Akıllı deterjan yönetimi: i-Dos ile her yıkamada doğru ölçü 

Makineyi tamamen doldurunca veya tek parça kıyafeti makineye attığınızda ne kadar deterjan koyacağınızı bilemiyor olabilirsiniz. İşte tam bu noktada i-Dos Deterjan Tarama teknolojisi devreye giriyor. Siemens Home Connect üzerinden şişelerin barkodunu okutup su sertliği ve deterjan yoğunluğunu makineye iletiyor, i-Dos ise her yıkamada doğru miktarı otomatik olarak ayarlıyor. Üstelik Siemens Home Connect uygulaması, deterjan seviyesini takip ederek deterjanınız tükenmeden önce size haber veriyor. Tek yapmanız gereken uygulamayı telefonunuza yüklemek ve çamaşır makinenizi uygulamaya bağlamak. 
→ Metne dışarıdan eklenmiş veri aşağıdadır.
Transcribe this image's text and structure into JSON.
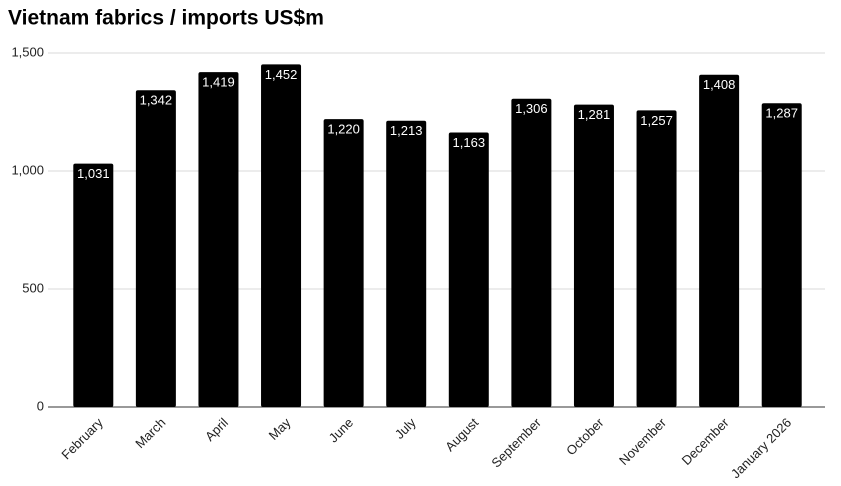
{
  "chart_data": {
    "type": "bar",
    "title": "Vietnam fabrics / imports US$m",
    "categories": [
      "February",
      "March",
      "April",
      "May",
      "June",
      "July",
      "August",
      "September",
      "October",
      "November",
      "December",
      "January 2026"
    ],
    "values": [
      1031,
      1342,
      1419,
      1452,
      1220,
      1213,
      1163,
      1306,
      1281,
      1257,
      1408,
      1287
    ],
    "value_labels": [
      "1,031",
      "1,342",
      "1,419",
      "1,452",
      "1,220",
      "1,213",
      "1,163",
      "1,306",
      "1,281",
      "1,257",
      "1,408",
      "1,287"
    ],
    "color": "#000000",
    "ylim": [
      0,
      1500
    ],
    "yticks": [
      0,
      500,
      {
        "value": 1000,
        "label": "1,000"
      },
      {
        "value": 1500,
        "label": "1,500"
      }
    ],
    "grid": true
  }
}
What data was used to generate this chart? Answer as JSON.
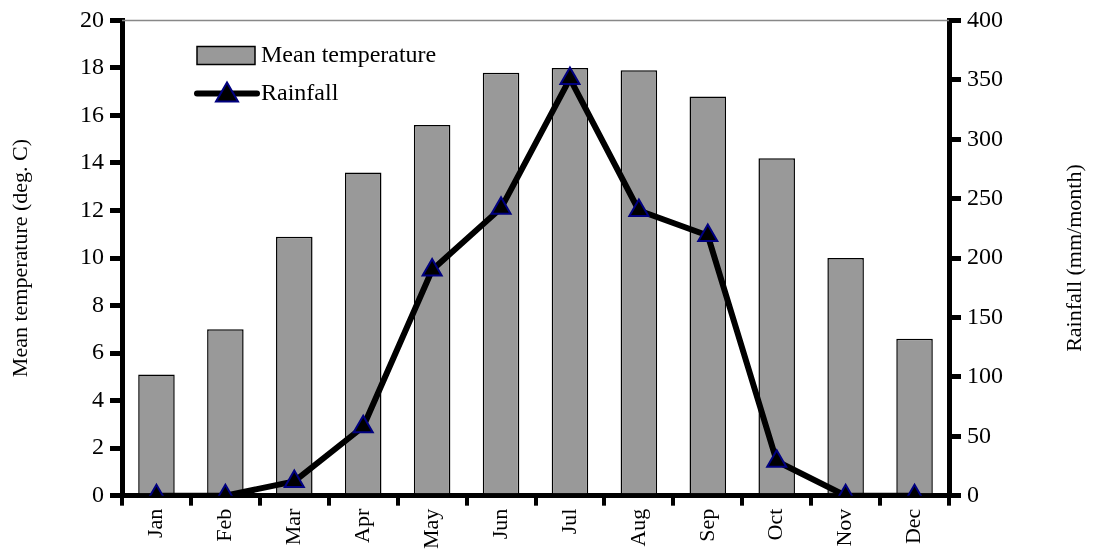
{
  "chart_data": {
    "type": "bar",
    "categories": [
      "Jan",
      "Feb",
      "Mar",
      "Apr",
      "May",
      "Jun",
      "Jul",
      "Aug",
      "Sep",
      "Oct",
      "Nov",
      "Dec"
    ],
    "series": [
      {
        "name": "Mean temperature",
        "color": "#999999",
        "values": [
          5.1,
          7.0,
          10.9,
          13.6,
          15.6,
          17.8,
          18.0,
          17.9,
          16.8,
          14.2,
          10.0,
          6.6
        ]
      },
      {
        "name": "Rainfall",
        "type": "line",
        "axis": "y2",
        "color": "#000000",
        "marker": "triangle",
        "values": [
          0,
          0,
          12,
          58,
          190,
          242,
          351,
          240,
          219,
          29,
          0,
          0
        ]
      }
    ],
    "ylabel": "Mean temperature (deg. C)",
    "y2label": "Rainfall (mm/month)",
    "ylim": [
      0,
      20
    ],
    "yticks": [
      0,
      2,
      4,
      6,
      8,
      10,
      12,
      14,
      16,
      18,
      20
    ],
    "y2lim": [
      0,
      400
    ],
    "y2ticks": [
      0,
      50,
      100,
      150,
      200,
      250,
      300,
      350,
      400
    ],
    "grid": false,
    "legend": "top left"
  }
}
stainRemoval teknolojisi: Zorlu lekelerle inatlaşmayı unutun 

Çay, yağ, makyaj, çikolata lekeleri… Gün içinde fark etmeden üzerinize bulaşan lekeler artık kâbus olmaktan çıkıyor. Siemens iQ500 çamaşır makinesi ile stainRemoval teknolojisi devreye giriyor. Tek bir dokunuşla çay, yağ, kozmetik veya günlük hayatta karşılaştığınız diğer zor lekeler için özel programları aktif edebilirsiniz. 
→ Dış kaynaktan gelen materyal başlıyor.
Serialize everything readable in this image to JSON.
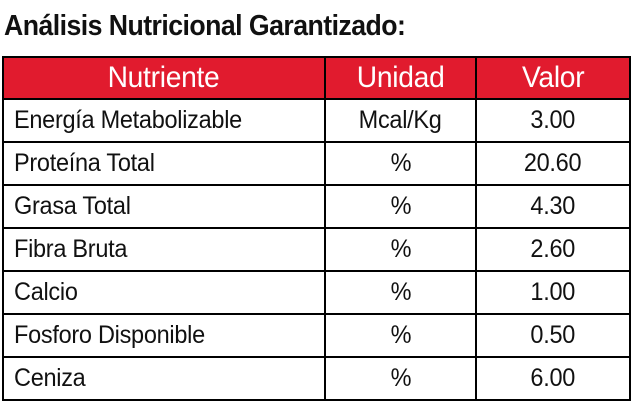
{
  "title": "Análisis Nutricional Garantizado:",
  "table": {
    "header_color": "#e11b2e",
    "columns": [
      "Nutriente",
      "Unidad",
      "Valor"
    ],
    "rows": [
      {
        "nutriente": "Energía Metabolizable",
        "unidad": "Mcal/Kg",
        "valor": "3.00"
      },
      {
        "nutriente": "Proteína Total",
        "unidad": "%",
        "valor": "20.60"
      },
      {
        "nutriente": "Grasa Total",
        "unidad": "%",
        "valor": "4.30"
      },
      {
        "nutriente": "Fibra Bruta",
        "unidad": "%",
        "valor": "2.60"
      },
      {
        "nutriente": "Calcio",
        "unidad": "%",
        "valor": "1.00"
      },
      {
        "nutriente": "Fosforo Disponible",
        "unidad": "%",
        "valor": "0.50"
      },
      {
        "nutriente": "Ceniza",
        "unidad": "%",
        "valor": "6.00"
      }
    ]
  }
}
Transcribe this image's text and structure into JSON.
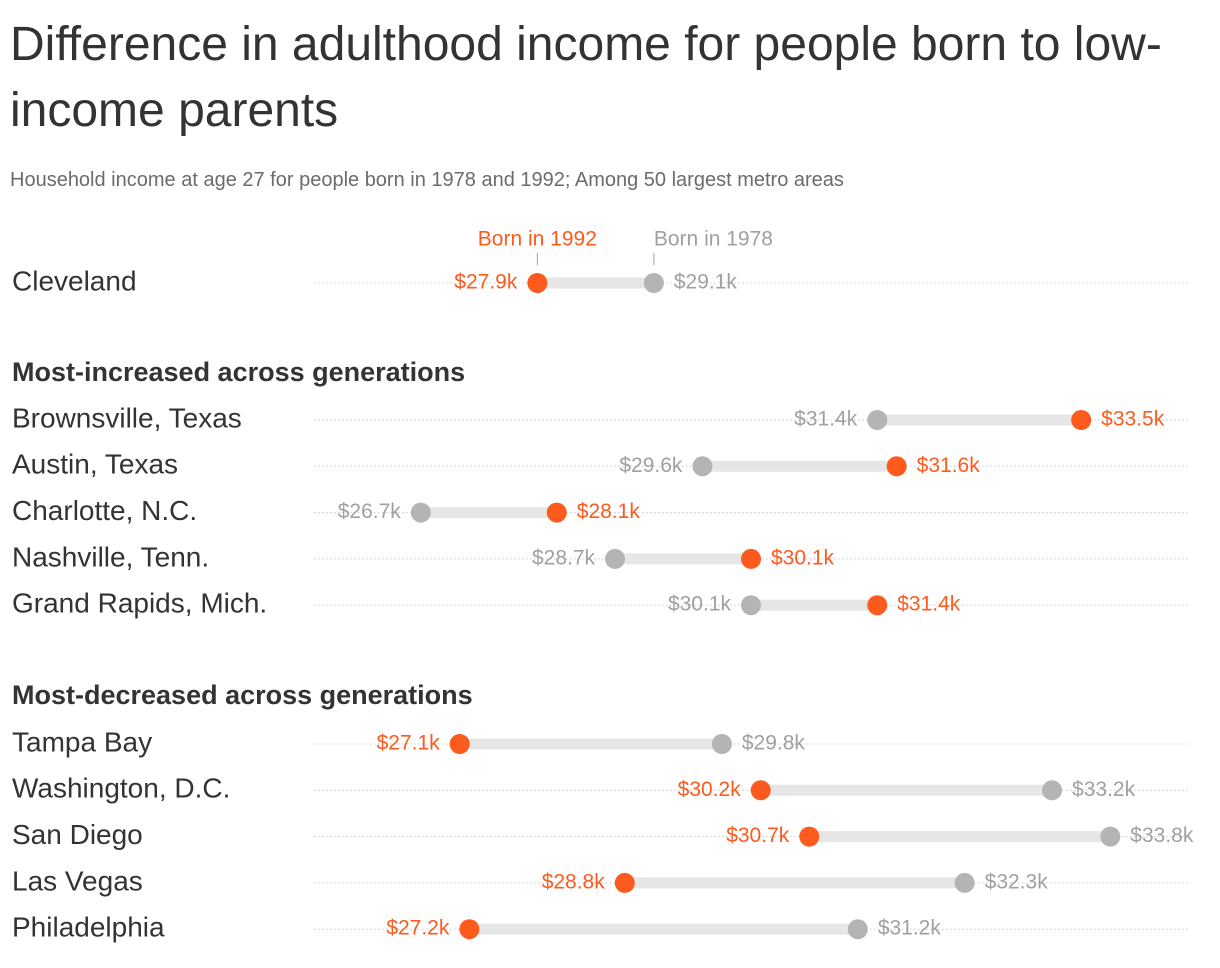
{
  "chart_data": {
    "type": "dumbbell",
    "title": "Difference in adulthood income for people born to low-income parents",
    "subtitle": "Household income at age 27 for people born in 1978 and 1992; Among 50 largest metro areas",
    "legend": {
      "born_1992": "Born in 1992",
      "born_1978": "Born in 1978"
    },
    "colors": {
      "born_1992": "#fd5a1e",
      "born_1978": "#b4b4b4",
      "bar": "#e6e6e6",
      "gridline": "#c8c8c8"
    },
    "unit": "thousand dollars",
    "xlim": [
      25.6,
      34.6
    ],
    "groups": [
      {
        "title": "",
        "rows": [
          {
            "label": "Cleveland",
            "born_1992": 27.9,
            "born_1978": 29.1,
            "label_1992": "$27.9k",
            "label_1978": "$29.1k"
          }
        ]
      },
      {
        "title": "Most-increased across generations",
        "rows": [
          {
            "label": "Brownsville, Texas",
            "born_1992": 33.5,
            "born_1978": 31.4,
            "label_1992": "$33.5k",
            "label_1978": "$31.4k"
          },
          {
            "label": "Austin, Texas",
            "born_1992": 31.6,
            "born_1978": 29.6,
            "label_1992": "$31.6k",
            "label_1978": "$29.6k"
          },
          {
            "label": "Charlotte, N.C.",
            "born_1992": 28.1,
            "born_1978": 26.7,
            "label_1992": "$28.1k",
            "label_1978": "$26.7k"
          },
          {
            "label": "Nashville, Tenn.",
            "born_1992": 30.1,
            "born_1978": 28.7,
            "label_1992": "$30.1k",
            "label_1978": "$28.7k"
          },
          {
            "label": "Grand Rapids, Mich.",
            "born_1992": 31.4,
            "born_1978": 30.1,
            "label_1992": "$31.4k",
            "label_1978": "$30.1k"
          }
        ]
      },
      {
        "title": "Most-decreased across generations",
        "rows": [
          {
            "label": "Tampa Bay",
            "born_1992": 27.1,
            "born_1978": 29.8,
            "label_1992": "$27.1k",
            "label_1978": "$29.8k"
          },
          {
            "label": "Washington, D.C.",
            "born_1992": 30.2,
            "born_1978": 33.2,
            "label_1992": "$30.2k",
            "label_1978": "$33.2k"
          },
          {
            "label": "San Diego",
            "born_1992": 30.7,
            "born_1978": 33.8,
            "label_1992": "$30.7k",
            "label_1978": "$33.8k"
          },
          {
            "label": "Las Vegas",
            "born_1992": 28.8,
            "born_1978": 32.3,
            "label_1992": "$28.8k",
            "label_1978": "$32.3k"
          },
          {
            "label": "Philadelphia",
            "born_1992": 27.2,
            "born_1978": 31.2,
            "label_1992": "$27.2k",
            "label_1978": "$31.2k"
          }
        ]
      }
    ]
  }
}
Siemens Home Connect uygulaması sayesinde daha fazla leke türünü ve bunlar için geliştirilmiş özel programları keşfetmek de mümkün. Yani sadece “lekeyi çıkar” demekle kalmıyor, sizin için en doğru yıkama programını da otomatik olarak öneriyor. Böylece hem lekelerle uğraşmak zorunda kalmıyor hem de giysilerinizin ömrünü koruyorsunuz. 

Artık çocuğunuza yemek yedirirken dökülen yemek lekeleri, kahve kazaları ya da mutfakta sıçrayan yağ lekeleri sizi endişelendirmiyor. stainRemoval, günlük hayatın getirdiği küçük sürprizlere karşı en güvenilir yardımcınız oluyor. 
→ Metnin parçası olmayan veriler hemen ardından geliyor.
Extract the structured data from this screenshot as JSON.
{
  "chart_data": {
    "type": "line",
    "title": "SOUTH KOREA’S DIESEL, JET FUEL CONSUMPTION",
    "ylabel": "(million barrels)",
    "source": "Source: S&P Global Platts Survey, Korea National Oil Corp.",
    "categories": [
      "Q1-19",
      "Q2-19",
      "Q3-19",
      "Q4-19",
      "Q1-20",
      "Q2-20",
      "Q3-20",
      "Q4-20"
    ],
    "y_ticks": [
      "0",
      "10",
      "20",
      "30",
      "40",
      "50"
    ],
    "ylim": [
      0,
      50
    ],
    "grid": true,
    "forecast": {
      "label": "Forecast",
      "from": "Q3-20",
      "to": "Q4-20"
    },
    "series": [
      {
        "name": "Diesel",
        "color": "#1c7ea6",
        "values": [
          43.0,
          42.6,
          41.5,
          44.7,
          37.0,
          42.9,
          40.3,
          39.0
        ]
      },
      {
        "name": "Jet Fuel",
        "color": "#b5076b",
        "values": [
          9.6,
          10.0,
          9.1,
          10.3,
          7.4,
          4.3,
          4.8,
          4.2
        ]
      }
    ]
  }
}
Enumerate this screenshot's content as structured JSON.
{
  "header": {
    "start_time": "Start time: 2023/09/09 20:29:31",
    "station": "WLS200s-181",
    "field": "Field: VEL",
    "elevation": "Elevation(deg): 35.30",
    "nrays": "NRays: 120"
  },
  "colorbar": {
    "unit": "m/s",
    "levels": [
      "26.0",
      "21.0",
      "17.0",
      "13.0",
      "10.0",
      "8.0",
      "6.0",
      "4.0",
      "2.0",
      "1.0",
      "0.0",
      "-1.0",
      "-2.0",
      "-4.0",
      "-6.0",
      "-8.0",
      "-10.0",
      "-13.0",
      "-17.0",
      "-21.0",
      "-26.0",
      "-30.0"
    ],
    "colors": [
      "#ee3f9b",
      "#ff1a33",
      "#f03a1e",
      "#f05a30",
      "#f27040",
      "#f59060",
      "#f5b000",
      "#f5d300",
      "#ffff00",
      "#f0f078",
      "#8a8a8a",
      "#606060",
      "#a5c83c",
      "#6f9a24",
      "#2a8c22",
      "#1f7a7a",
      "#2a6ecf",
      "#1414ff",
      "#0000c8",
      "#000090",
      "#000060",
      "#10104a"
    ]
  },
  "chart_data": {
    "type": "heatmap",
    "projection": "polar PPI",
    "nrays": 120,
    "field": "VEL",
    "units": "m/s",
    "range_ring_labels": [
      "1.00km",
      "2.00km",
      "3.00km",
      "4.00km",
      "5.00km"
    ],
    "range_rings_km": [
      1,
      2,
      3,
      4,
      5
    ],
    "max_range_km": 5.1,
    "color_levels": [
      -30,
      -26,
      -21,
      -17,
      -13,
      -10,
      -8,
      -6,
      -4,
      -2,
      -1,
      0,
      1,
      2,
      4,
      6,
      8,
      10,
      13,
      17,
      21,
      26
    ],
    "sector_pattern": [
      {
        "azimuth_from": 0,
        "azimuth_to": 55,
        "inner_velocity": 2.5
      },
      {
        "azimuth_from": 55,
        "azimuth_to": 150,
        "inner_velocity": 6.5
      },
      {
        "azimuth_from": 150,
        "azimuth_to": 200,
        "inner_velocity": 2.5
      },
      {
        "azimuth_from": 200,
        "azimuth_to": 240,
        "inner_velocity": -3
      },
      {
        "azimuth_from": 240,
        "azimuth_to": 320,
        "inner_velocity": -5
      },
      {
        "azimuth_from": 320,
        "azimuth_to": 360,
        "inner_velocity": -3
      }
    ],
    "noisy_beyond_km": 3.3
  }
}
Siemens iQ500 çamaşır ve kurutma makineleri, artık sadece kıyafetlerinizi temizleyen makineler değil; size zaman, konfor ve güven veren akıllı iş ortaklarınızdır. Ütüye harcadığınız vakti kendinize ayırın, lekelerle uğraşmayı unutun ve teknolojinin yaşam alanınıza uyumunun keyfini yaşayın.

*Bu yazı Siemens’in katkılarıyla hazırlanmıştır.